Mareka Gena was one of the 77 woredas in the Southern Nations, Nationalities, and Peoples' Region of Ethiopia. Part of the Semien Omo Zone, Mareka Gena was a triangle-shaped area located south of the confluence of the Omo River and its east-flowing tributary the Gojeb River, bordered on the southeast by Loma Bosa, on the west by Isara Tocha, and on the north by the Oromia Region. Towns in Mareka Gena included Wacca and Weldehane. Mareka Gena was divided for Gena Bosa and Mareka woredas.

== Demographics ==
Based on figures published by the Central Statistical Agency in 2005, this woreda has an estimated total population of 125,532, of whom 63,723 were men and 61,809 were women; 8,405 or 6.70% of its population are urban dwellers, which is less than the Zone average of 8.5%. With an estimated area of 875.78 square kilometers, Mareka Gena has an estimated population density of 143.3 people per square kilometer, which is less than the Zone average of 156.5.

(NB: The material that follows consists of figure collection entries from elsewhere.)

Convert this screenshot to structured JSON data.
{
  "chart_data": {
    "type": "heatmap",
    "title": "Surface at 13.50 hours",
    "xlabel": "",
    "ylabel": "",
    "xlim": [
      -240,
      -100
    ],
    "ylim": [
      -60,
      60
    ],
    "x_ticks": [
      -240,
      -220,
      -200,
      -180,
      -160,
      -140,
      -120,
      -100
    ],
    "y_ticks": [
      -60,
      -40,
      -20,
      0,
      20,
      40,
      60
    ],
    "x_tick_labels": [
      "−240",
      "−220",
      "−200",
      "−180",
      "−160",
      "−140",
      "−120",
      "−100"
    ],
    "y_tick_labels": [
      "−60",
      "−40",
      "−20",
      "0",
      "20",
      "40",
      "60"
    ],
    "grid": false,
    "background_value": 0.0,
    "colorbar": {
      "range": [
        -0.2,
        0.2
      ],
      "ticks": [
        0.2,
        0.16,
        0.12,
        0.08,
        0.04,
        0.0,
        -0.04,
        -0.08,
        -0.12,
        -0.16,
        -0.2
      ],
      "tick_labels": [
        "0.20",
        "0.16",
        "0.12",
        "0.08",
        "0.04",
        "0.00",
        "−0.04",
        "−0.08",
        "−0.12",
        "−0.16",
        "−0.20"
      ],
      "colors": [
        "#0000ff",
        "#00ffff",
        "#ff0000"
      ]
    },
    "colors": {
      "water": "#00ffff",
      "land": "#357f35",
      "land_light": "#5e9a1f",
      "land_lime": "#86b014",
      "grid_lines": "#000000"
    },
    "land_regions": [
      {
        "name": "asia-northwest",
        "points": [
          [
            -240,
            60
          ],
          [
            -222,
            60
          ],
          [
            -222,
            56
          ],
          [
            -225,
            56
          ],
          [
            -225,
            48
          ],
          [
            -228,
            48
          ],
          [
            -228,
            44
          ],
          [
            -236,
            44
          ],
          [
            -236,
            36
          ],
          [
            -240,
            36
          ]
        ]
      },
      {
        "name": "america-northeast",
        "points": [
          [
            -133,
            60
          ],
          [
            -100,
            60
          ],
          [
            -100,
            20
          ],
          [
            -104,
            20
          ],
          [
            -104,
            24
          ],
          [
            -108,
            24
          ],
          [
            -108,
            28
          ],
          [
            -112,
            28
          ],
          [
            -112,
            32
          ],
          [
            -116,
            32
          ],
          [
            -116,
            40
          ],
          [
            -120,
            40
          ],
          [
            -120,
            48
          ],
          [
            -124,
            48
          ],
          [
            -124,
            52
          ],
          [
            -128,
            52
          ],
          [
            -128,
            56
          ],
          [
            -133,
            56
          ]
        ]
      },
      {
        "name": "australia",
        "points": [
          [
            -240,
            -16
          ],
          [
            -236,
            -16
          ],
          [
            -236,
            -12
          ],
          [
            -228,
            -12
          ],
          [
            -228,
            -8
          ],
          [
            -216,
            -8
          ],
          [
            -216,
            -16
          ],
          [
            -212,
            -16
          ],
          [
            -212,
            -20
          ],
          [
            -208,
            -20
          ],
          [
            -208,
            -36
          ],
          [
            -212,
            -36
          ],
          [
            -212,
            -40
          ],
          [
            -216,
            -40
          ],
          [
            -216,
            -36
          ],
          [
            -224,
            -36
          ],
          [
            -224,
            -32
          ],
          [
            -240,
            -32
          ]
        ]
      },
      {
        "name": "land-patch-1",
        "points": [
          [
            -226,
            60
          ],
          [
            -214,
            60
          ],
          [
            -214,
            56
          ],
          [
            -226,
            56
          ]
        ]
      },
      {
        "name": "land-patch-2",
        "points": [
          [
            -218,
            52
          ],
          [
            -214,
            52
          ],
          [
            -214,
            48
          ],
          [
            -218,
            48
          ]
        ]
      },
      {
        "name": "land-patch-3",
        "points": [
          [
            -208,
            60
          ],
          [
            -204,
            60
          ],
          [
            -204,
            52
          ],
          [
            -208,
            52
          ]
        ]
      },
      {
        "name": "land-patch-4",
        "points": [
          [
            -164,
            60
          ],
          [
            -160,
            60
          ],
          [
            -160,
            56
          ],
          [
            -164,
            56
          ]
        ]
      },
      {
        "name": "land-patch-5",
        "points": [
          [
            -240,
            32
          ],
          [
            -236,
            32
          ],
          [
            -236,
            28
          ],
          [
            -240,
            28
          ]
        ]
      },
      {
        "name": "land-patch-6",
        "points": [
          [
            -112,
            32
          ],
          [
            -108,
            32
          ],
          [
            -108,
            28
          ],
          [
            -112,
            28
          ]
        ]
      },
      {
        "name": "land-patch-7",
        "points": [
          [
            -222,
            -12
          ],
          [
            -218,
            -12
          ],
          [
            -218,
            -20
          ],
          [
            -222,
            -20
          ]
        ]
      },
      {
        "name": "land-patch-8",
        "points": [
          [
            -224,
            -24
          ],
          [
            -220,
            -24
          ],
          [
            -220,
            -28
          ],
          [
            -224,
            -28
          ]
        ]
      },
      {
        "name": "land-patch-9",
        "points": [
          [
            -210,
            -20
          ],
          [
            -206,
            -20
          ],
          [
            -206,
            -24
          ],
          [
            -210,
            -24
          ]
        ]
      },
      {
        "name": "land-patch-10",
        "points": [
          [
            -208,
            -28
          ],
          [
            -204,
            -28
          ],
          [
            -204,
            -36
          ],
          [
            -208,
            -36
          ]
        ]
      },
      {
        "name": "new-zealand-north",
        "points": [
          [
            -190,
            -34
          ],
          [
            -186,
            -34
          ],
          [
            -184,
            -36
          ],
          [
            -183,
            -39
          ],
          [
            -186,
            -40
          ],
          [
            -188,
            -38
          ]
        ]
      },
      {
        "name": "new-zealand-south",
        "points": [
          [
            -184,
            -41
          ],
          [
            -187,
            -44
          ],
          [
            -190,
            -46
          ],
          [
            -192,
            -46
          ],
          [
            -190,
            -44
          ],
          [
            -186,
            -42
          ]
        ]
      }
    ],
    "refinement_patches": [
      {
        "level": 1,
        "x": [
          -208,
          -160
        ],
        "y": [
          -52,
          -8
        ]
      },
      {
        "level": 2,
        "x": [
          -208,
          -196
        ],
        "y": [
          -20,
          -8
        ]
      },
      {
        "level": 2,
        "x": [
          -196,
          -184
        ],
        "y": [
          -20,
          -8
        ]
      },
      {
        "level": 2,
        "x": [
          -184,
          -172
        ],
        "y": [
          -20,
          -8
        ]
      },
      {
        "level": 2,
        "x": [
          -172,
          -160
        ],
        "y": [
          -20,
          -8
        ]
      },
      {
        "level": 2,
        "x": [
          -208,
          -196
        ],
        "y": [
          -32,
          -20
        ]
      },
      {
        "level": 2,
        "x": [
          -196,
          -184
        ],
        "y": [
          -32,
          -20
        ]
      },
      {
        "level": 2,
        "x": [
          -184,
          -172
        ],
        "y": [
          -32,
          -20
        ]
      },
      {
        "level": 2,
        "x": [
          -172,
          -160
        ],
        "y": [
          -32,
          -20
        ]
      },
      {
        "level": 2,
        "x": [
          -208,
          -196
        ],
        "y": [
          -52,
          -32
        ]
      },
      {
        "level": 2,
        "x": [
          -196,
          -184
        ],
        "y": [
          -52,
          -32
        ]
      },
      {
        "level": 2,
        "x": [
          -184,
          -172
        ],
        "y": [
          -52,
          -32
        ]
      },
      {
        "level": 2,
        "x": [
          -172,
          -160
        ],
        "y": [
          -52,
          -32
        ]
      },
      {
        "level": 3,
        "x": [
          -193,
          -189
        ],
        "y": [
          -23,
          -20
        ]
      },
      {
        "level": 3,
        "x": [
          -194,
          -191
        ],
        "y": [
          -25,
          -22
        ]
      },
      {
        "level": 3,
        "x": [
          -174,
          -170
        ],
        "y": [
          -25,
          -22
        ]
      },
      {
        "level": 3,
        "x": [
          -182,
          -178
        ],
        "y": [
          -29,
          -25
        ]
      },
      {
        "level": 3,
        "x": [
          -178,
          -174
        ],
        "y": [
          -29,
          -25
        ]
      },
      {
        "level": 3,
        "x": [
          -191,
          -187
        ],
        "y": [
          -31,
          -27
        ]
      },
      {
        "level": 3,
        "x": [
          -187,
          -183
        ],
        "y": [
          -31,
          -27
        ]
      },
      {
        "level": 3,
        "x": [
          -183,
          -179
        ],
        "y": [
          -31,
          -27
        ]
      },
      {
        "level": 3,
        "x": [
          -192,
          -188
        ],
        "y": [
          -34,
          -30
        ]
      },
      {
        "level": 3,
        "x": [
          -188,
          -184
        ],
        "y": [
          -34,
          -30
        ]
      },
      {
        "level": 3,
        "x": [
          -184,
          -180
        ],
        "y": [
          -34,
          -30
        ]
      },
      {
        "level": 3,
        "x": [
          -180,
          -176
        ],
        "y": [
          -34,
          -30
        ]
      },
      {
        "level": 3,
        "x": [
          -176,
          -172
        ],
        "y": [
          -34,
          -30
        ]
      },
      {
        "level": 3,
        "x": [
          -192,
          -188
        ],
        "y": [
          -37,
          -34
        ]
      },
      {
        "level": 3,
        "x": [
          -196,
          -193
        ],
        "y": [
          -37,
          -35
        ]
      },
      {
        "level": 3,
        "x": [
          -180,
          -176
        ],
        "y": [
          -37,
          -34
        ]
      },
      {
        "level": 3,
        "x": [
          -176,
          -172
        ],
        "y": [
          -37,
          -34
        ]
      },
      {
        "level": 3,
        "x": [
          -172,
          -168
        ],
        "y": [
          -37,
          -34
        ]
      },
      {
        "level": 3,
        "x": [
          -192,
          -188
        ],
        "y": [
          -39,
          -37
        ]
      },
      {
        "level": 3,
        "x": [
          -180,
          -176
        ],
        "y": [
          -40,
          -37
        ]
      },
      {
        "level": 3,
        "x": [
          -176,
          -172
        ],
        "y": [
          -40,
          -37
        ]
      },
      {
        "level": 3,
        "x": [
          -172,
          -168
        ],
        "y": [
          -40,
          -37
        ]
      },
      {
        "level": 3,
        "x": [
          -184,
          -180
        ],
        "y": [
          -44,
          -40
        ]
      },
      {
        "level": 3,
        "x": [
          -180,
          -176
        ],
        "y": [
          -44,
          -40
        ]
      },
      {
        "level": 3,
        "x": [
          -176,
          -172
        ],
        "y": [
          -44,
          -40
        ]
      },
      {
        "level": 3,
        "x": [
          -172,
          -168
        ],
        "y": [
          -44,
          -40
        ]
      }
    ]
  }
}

The 1994 national census reported a total population for this woreda of 87,786 of whom 43,234 were males and 44,552 were females; 4,639 or 5.28% of its population were urban dwellers. The two largest ethnic groups reported in Mareka Gena were the Kullo (96.57%), and the Amhara (1.12%); all other ethnic groups made up 2.31% of the population. Kullo was spoken as a first language by 97.42% of the inhabitants; the remaining 2.58% spoke all other primary languages reported. Concerning religious beliefs, the 1994 census reported that 41.85% of the population said they observed traditional religions, 37.95% practiced Ethiopian Orthodox Christianity, and 19.44% were Protestants.